Nuestro sistema de puntuación proviene del griego clásico y del latín, y su propósito principal consistía no en ayudar a la comprensión, sino en guiar a quienes leían en voz alta.
Las distintas marcas indicaban al lector dónde poner énfasis en las sílabas y dónde hacer una pausa y contener el aliento para mantener la métrica del verso de un poema.
En latín, una pregunta se indicaba por la palabra questio al final de la oración. La tediosa tarea de escribir a mano un libro se facilitaba por la abreviatura de muchos vocablos; la palabra questio se redujo a QO. Como QO podía confundirse con otras abreviaturas, los escribas comenzaron a colocar la Q sobre la O. Muy pronto la Q se convirtió en un garabato y la O en un punto.
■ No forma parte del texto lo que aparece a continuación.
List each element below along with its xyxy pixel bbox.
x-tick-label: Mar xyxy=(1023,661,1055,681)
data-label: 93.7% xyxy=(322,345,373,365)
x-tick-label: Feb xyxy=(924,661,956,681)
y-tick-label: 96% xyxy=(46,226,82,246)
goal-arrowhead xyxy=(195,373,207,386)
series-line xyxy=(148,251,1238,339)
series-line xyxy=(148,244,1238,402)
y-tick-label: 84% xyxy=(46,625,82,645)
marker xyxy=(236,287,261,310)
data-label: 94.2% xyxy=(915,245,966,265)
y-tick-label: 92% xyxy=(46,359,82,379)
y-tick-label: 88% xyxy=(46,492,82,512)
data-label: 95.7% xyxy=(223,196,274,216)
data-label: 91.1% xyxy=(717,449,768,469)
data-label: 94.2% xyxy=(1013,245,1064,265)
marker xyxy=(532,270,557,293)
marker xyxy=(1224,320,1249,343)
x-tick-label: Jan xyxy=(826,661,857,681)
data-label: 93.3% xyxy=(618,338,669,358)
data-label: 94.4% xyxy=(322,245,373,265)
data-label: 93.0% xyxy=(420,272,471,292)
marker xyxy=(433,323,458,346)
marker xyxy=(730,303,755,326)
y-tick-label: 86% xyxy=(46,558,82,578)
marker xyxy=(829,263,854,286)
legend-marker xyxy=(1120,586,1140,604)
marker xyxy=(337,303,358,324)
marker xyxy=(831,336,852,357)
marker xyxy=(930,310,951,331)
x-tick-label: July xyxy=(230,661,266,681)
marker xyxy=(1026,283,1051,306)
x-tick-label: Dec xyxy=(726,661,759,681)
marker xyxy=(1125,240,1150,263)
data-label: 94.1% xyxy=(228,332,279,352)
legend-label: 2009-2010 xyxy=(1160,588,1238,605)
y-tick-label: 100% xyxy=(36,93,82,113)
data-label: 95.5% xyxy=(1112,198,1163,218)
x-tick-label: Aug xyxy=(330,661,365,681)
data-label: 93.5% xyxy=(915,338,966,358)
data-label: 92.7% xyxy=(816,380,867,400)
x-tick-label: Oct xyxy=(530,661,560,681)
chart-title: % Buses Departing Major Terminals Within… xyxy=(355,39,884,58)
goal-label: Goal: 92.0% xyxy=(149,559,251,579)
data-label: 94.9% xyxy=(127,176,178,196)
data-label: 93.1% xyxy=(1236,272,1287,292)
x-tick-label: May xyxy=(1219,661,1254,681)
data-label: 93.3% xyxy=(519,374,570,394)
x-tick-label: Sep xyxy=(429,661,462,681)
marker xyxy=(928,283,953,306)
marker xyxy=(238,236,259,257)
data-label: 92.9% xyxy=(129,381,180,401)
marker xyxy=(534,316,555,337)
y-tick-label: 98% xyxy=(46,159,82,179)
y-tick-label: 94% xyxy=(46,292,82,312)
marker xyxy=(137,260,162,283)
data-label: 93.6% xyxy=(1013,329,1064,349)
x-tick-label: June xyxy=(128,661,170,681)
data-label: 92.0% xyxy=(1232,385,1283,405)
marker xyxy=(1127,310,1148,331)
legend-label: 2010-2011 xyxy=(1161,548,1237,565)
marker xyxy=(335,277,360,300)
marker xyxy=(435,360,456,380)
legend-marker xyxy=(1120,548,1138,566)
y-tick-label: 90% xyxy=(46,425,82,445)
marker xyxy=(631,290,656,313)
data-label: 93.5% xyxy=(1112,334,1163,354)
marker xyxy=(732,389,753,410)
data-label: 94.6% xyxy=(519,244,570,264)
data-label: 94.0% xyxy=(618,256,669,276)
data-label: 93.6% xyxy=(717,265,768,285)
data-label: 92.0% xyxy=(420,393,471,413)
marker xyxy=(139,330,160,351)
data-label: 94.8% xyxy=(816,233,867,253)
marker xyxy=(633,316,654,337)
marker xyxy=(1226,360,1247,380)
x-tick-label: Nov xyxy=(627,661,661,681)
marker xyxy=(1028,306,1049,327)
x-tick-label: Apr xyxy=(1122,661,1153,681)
Para el siglo IX d. C., punctus interrogativus era una de las marcas usadas para ayudar a interpretar los cantos gregorianos en abadías y monasterios. Ese signo se parecía a nuestro moderno signo de interrogación, aunque se curvaba un poco a la derecha; indicaba una pausa y una inflexión ascendente de la voz.
El desarrollo de la imprenta en el siglo XV creó la necesidad de contar con una puntuación estándar. En 1566, Aldo Manuzio publicó el primer libro de normas de puntuación. Su Orthographiae Ratio (Sistema de ortografía) incluía el punto, la coma, los dos puntos, el punto y coma y el signo de interrogación.
De acuerdo con información presentada en Yahoo!, para 1660, escritores e impresores ya usaban el signo de exclamación, las comillas y el guion. Estos símbolos se adoptaron en toda Europa, sobre todo como guía para la declamación.
Como resultado de la imprenta, se difundió la práctica de la lectura en silencio, por lo que los signos de puntuación adquirieron relevancia para precisar el significado de los pasajes impresos. En muchos idiomas los signos de puntuación sirven para dar fuerza y expresividad a la sintaxis de la lengua escrita.